Density centrifugation
Microparticles were isolated from activated platelets by sedimenting
platelet reactions across a sucrose layer according to Pasquet et
al.21,22 This procedure is a modification of the procedure
used in binding experiments to separate platelet-bound cells from
unbound ligands.23 Briefly, PFA-fixed
platelet reactions were centrifuged at 1000g for 10 minutes
to pellet the bulk of the platelets. The supernatant was layered onto 5 mL 27% sucrose (wt/vol), prepared in assay buffer, and centrifuged at
2000g for 10 minutes. The residual platelets sedimented
through the sucrose, and the upper phase, containing the
microparticles, was harvested for flow cytometry and confocal
microscopy analysis.
For flow cytometry studies, samples were diluted 1:2 with filtered PBS
(pH 7.4) containing 0.2% glycine (wt/vol). A 100-µL sample was
incubated with 10-µL FITC-labeled anti-GPIb at a
concentration of 20 µg/mL for 1 hour at 37°C. Following
incubation, the samples were further diluted with 0.25 mL filtered PBS
(pH 7.4) and analyzed by FACS analysis.
For confocal microscopy studies, PFA-fixed samples were washed with
PBS/glycine buffer (pH 7.4), centrifuged at 15 000g for 15 minutes, and resuspended in 3% BSA/PBS blocking buffer (pH 7.4)
containing normal mouse IgG at a concentration of 50 µg/mL. A 0.5-mL
sample was incubated with anti-GPIIb/IIIa (1/100) or anti-GPIb (1/100) for 2 hours at 37°C. Samples
were washed once with blocking buffer and incubated with a
TR-conjugated goat antimouse IgG secondary antibody (1/100). Following
a 2-hour incubation at 37°C, samples were washed and spread
onto glass cover slips. The samples were kept in the dark until
confocal microscopy analysis.
 |
Results |
Flow cytometry was used to detect platelet-derived
microparticles following incubation of normal washed platelets with
patient sera in the presence or absence of heparin. Microparticles were distinguished from platelets on the basis of size and relative fluorescence of an FITC-conjugated antibody to platelet membrane GPIb (Figure 1).

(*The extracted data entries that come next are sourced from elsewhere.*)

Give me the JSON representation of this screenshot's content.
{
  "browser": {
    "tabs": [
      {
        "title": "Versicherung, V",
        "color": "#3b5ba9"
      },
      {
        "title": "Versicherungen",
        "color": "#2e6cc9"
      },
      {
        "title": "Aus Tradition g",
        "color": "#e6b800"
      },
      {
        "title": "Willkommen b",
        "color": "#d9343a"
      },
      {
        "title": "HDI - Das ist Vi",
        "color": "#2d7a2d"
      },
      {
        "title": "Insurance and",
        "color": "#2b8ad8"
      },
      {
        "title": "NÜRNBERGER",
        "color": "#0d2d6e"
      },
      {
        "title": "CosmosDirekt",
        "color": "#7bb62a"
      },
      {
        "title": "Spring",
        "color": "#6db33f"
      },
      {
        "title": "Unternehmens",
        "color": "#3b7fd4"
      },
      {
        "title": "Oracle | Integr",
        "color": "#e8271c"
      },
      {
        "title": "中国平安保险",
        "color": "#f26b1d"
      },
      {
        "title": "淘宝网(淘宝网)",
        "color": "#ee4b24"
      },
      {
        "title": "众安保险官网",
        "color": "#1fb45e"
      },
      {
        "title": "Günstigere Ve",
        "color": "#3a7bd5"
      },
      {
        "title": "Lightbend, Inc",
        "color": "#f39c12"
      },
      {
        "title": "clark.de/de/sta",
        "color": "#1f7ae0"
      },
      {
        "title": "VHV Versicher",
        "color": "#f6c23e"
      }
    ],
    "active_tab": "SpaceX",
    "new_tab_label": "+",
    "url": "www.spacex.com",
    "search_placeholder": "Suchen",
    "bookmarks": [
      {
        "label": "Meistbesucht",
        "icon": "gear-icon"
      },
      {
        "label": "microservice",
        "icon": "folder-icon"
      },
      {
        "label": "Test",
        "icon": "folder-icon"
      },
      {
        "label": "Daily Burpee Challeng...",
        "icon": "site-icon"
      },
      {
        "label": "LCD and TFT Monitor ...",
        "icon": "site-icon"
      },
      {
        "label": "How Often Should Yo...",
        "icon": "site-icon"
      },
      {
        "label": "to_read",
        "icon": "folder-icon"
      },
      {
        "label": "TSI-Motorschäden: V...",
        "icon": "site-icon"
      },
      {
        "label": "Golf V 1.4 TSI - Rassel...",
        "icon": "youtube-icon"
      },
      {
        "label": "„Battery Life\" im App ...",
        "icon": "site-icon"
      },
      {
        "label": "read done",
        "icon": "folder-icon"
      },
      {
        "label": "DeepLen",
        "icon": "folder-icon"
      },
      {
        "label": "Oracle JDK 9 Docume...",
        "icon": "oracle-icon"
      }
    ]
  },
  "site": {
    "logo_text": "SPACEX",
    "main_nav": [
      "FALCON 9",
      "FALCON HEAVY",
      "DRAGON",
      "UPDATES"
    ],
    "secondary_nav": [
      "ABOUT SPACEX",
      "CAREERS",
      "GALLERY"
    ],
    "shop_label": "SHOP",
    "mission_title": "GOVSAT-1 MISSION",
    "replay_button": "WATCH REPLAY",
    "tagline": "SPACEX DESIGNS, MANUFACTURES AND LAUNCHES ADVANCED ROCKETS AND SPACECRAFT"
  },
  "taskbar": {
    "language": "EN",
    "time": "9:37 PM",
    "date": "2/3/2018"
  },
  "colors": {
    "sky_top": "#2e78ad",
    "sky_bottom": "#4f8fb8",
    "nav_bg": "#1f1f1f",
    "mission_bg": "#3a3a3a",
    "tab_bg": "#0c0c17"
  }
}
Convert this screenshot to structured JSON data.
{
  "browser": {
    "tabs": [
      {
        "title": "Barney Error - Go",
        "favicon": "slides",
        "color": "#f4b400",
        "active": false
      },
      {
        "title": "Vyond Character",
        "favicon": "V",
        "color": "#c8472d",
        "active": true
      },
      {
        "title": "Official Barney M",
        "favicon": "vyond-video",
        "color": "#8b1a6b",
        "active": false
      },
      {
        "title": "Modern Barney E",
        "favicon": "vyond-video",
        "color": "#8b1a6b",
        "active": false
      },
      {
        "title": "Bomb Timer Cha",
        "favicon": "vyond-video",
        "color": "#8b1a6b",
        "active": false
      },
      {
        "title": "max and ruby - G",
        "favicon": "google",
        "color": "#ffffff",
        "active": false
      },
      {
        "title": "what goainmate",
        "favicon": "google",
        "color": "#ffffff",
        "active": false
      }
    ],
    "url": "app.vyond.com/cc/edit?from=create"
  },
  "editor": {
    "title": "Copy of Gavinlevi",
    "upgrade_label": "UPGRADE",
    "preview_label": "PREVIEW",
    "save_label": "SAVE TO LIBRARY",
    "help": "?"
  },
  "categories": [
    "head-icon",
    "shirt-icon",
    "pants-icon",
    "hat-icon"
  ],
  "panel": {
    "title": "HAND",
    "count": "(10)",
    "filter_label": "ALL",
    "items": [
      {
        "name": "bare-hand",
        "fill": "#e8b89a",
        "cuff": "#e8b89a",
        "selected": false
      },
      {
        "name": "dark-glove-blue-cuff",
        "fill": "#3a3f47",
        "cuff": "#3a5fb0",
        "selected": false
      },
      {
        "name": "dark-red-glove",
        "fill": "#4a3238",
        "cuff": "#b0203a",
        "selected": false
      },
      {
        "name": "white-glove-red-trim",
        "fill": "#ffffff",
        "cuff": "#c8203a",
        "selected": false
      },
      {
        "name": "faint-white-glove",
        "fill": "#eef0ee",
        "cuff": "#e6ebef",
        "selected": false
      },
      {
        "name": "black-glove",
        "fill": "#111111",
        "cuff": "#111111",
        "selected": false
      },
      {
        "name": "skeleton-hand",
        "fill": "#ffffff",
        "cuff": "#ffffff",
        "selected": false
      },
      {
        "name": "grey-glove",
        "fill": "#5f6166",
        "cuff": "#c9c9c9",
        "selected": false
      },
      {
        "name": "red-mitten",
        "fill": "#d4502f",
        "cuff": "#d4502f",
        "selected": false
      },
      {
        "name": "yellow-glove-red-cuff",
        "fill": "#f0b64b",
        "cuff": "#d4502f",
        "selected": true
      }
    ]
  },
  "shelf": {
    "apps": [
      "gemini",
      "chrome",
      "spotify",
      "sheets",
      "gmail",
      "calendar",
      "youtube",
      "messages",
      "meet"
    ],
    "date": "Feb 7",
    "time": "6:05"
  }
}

Briefly,
the FL1/FSC (fluorescence of FITC anti-GPIb /forward lightscatter) representation of
platelets activated with HIT sera (n = 3) showed 2 populations: (1) a
major population, corresponding to platelets, and (2) a smaller second population, corresponding to the microparticle fraction defined in
previous studies.13 This second population was absent in platelets incubated with control sera (n = 3) or heparin alone. Microparticle generation by thrombin and calcium ionophore produced a
population of particles similar to that observed for HIT sera. Based on
fluorescence histograms (data not shown), the percentage of
microparticles generated from control sera was less than 5% in
comparison with 40% for HIT sera, 45% for thrombin, and 47% for
calcium ionophore.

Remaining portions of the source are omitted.